Hidup kristiani bermakna ketika kita berusaha untuk mengimani, mengasihi Tuhan dengan sepenuh hati bukan dengan setengah hati. Pikirkanlah saat-saat tertentu di dalam hidup ketika kita melayani hanya untuk mencari nama atau popularitas semata. Pikirkanlah saat-saat di mana kita sadar atau tidak sadar menjadi sombong secara rohani. Hal yang lebih penting bukan soal bibir berucap saja, tetapi hati dan pikiran kita yang senantiasa tertuju kepada Allah. Kita tidak hanya bisa melayani saja, tidak hanya berkata-kata atau menata kata tetapi hati dan pikiran kita benar-benar tertuju kepada Tuhan.

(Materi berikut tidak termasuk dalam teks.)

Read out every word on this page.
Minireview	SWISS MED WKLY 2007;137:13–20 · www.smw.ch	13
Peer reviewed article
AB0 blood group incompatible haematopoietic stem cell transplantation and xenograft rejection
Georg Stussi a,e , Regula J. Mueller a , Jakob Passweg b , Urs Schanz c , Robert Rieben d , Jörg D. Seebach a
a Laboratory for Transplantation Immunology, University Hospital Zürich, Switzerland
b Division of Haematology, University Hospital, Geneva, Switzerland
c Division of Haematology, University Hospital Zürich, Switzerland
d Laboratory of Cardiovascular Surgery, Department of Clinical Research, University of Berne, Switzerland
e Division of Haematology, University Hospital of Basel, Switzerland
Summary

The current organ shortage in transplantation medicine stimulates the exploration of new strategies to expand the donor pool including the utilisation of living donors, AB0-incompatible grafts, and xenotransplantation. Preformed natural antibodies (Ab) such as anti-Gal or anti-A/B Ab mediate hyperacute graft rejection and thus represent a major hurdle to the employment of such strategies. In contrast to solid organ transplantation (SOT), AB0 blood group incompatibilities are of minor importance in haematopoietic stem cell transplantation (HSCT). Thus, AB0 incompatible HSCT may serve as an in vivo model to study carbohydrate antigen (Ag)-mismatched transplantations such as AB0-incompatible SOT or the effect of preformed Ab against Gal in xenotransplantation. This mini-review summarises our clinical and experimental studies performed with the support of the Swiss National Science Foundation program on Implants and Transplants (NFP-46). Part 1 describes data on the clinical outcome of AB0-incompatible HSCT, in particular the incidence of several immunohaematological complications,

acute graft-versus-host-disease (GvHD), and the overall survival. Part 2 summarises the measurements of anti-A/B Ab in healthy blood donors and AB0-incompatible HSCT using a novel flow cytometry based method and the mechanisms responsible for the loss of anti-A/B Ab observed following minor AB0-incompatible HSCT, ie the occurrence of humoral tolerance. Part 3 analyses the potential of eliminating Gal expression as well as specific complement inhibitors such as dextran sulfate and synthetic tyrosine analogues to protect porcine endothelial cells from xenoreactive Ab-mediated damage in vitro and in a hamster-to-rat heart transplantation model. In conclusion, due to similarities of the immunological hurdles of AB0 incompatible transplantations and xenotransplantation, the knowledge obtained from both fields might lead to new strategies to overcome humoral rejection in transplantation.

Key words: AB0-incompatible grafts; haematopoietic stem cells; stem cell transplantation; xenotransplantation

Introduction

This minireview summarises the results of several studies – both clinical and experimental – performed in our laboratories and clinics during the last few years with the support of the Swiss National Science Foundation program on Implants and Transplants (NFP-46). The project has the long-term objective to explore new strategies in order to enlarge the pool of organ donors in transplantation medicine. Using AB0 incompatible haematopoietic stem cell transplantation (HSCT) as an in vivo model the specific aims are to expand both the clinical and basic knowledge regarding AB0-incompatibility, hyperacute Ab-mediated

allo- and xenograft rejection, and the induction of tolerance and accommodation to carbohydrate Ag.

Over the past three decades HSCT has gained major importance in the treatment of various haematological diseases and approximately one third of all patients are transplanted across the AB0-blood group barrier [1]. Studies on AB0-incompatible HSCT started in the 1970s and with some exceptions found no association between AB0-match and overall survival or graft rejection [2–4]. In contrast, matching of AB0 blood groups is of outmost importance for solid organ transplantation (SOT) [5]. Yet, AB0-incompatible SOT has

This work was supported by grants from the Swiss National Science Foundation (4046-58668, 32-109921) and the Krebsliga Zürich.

Apa yang harus kita lakukan?

Supaya kita tidak jatuh ke dalam kebiasaan lip service kita perlu berdoa dengan penuh rasa syukur. Bacaan pertama menghadirkan sosok Salomo yang berdoa kepada Tuhan dengan penuh rasa syukur di dalam rumah Tuhan. Dengan tangan terangkat ke langit di depan Mezbah, Salomo berdoa: “Ya Tuhan, Allah Israel! Tidak ada Allah seperti Engkau di langit di atas dan di bumi di bawah; Engkau yang memelihara perjanjian dan kasih setia kepada hamba-hamba-Mu yang dengan segenap hatinya hidup di hadapan-Mu.” (1Raj 8:23). Tentu saja doa semacam ini bukan bualan semata atau sekedar lip service seorang pemimpin. Ini benar-benar doa syukur kepada Tuhan, dari dalam hati raja Salomo.

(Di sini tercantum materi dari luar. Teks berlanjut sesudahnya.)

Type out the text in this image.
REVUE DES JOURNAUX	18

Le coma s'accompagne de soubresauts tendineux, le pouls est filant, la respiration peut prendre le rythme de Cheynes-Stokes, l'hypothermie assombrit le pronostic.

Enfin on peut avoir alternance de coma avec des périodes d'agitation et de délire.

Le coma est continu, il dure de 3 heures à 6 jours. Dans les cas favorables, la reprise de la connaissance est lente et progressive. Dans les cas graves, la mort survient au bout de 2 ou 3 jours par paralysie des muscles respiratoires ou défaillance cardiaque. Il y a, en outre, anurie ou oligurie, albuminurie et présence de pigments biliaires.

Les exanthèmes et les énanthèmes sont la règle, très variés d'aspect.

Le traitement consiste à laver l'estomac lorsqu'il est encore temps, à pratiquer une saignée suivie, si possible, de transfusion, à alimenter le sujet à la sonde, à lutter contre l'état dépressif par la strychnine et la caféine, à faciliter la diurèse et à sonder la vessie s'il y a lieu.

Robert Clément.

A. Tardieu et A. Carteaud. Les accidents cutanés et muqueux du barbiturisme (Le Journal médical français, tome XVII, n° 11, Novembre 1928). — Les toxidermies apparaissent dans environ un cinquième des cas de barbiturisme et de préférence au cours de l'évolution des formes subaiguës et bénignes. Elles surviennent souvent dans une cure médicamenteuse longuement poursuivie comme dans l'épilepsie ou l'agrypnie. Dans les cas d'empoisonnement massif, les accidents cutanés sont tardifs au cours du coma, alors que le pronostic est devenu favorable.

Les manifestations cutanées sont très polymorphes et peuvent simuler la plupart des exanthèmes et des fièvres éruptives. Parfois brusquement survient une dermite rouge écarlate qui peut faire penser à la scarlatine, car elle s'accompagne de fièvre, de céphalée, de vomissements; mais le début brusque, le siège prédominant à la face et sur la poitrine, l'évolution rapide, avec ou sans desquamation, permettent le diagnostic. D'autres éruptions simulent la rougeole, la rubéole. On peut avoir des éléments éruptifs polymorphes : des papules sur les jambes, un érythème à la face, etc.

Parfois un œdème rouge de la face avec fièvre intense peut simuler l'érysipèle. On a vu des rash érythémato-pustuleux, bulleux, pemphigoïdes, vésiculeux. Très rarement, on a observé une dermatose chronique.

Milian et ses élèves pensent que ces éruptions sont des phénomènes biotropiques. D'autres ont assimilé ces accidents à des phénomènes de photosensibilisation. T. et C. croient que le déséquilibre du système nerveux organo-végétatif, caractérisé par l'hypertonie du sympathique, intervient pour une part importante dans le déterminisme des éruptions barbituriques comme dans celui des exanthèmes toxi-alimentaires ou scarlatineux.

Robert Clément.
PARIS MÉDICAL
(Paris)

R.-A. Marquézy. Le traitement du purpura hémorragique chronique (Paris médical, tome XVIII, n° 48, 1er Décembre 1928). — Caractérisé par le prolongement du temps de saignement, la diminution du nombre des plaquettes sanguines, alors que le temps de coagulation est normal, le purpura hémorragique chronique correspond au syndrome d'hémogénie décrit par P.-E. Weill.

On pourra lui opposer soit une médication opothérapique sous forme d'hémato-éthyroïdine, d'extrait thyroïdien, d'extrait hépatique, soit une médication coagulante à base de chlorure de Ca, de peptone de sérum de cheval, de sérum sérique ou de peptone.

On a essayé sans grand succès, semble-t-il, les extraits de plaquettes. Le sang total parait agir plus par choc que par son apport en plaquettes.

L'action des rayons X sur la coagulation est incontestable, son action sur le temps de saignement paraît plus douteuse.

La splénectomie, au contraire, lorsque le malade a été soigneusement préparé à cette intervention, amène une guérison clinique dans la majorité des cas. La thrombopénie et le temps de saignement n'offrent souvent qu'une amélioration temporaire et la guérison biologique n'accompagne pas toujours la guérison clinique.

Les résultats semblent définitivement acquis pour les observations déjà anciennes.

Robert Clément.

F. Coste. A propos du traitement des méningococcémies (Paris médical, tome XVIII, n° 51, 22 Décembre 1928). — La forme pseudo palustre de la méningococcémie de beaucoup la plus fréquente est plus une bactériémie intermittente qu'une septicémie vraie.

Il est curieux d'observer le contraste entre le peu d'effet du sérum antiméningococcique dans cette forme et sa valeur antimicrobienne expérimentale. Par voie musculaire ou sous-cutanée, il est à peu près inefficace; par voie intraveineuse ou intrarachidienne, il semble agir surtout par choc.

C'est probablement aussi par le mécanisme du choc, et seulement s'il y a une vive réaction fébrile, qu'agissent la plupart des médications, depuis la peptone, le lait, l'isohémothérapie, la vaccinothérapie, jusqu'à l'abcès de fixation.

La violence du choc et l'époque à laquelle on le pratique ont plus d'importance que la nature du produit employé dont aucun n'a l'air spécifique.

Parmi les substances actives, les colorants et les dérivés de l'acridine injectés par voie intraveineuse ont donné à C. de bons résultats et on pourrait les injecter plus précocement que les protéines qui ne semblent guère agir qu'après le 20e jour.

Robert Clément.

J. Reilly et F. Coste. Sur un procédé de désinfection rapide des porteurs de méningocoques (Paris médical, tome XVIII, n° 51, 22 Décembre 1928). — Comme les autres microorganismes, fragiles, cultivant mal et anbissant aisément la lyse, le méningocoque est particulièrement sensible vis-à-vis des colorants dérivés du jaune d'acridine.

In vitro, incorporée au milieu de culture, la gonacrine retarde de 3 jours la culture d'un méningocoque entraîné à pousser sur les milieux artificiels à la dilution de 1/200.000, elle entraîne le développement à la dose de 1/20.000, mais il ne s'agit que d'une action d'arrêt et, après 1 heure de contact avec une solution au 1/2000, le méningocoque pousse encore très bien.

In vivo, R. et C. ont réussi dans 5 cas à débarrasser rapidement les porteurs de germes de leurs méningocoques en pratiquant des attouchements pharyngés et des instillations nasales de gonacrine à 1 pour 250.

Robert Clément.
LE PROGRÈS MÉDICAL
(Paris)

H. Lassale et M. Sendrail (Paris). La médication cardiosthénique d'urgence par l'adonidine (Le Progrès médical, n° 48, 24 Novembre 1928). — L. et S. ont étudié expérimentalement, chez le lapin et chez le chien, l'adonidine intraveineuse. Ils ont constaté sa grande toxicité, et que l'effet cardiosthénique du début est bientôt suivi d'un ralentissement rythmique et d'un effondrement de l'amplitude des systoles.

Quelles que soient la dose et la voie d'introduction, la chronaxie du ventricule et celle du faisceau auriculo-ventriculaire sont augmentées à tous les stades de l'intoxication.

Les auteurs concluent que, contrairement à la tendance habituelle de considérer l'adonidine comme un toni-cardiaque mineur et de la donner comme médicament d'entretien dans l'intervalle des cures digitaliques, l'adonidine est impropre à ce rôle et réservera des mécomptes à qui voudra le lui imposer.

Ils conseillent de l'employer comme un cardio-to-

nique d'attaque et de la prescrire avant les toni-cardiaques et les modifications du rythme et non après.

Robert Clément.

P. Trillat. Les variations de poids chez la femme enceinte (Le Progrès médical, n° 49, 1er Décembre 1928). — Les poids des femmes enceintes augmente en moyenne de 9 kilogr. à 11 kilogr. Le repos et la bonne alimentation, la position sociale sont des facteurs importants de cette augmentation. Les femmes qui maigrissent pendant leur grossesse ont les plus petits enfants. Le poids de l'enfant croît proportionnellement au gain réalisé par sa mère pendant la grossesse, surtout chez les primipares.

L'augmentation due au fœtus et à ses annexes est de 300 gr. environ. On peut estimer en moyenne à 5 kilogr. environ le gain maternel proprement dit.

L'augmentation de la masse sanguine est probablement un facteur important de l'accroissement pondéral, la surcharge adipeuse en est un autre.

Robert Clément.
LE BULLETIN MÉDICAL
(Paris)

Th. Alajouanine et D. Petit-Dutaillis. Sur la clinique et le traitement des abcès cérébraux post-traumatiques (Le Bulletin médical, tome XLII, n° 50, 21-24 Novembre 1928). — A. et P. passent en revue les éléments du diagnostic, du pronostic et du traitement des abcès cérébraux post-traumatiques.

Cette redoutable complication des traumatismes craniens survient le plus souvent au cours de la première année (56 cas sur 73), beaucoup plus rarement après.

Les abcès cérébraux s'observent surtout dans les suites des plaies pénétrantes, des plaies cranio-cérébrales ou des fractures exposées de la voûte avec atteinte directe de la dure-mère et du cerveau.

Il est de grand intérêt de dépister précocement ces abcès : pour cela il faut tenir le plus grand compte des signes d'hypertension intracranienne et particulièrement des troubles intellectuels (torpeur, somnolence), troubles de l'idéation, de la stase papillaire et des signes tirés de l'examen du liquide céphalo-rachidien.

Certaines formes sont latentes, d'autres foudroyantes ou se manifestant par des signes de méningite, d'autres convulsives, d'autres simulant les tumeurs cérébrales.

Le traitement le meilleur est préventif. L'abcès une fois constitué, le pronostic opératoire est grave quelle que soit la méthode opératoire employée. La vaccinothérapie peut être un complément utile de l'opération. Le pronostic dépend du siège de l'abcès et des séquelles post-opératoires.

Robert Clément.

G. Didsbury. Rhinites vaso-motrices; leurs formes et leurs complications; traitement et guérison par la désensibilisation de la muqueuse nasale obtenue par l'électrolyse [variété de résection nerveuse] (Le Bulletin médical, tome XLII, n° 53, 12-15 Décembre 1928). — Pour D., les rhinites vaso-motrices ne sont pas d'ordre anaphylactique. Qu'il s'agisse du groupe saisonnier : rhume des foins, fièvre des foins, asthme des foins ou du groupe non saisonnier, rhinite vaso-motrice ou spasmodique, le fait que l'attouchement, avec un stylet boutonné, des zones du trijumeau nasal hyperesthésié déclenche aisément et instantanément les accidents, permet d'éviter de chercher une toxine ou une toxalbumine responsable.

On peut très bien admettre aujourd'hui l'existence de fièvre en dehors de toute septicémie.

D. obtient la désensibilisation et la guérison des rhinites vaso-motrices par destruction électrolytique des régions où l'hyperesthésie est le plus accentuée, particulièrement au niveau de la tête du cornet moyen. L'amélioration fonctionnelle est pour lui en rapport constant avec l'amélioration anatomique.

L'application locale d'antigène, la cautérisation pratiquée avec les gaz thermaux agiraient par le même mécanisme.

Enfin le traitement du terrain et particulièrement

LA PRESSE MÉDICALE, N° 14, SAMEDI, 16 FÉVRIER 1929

Salomo melanjutkan doanya: “Kiranya mata-Mu terbuka terhadap rumah ini, siang dan malam, terhadap tempat yang Kaukatakan: nama-Ku akan tinggal di sana; dengarkanlah doa yang hamba-Mu panjatkan di tempat ini. Dan dengarkanlah permohonan hamba-Mu dan umat-Mu Israel yang mereka panjatkan di tempat ini; bahwa Engkau juga yang mendengarnya di tempat kediaman-Mu di sorga; dan apabila Engkau mendengarnya, maka Engkau akan mengampuni.” (1Raj 8:29-30). Satu perkataan yang menarik dari doa Salomo adalah mengutip perkataan Tuhan bahwa ‘nama-Ku akan tinggal di sana’. Ya nama Tuhan itu mulia, kudus dan tetap tinggal selamanya di dalam rumah Tuhan.

Marilah kita pikirkan kebiasaan lips service yang mungkin kita selalu melakukannya di dalam Gereja saat beribadat atau dalam doa bersama di kelompok kategorial. Kita selalu berpikir bahwa dengan menggunakan Bahasa yang indah dan doa yang panjang itu akan sangat berkenan di mata dan hati Tuhan. Sebelum membuka mulut kita, Tuhan sudah mengetahui permohonan kita. Sebab itu janganlah berpikir bahwa doa dengan Bahasa yang indah, tata bahasanya benar dan panjang itu lebih bermakna. Mungkin itu benar-benar menjadi lip service juga. Maka hari ini mari kita mengubah doa-doa kita, benar-benar berasal dari dalam hati kita yang tulus dan murni.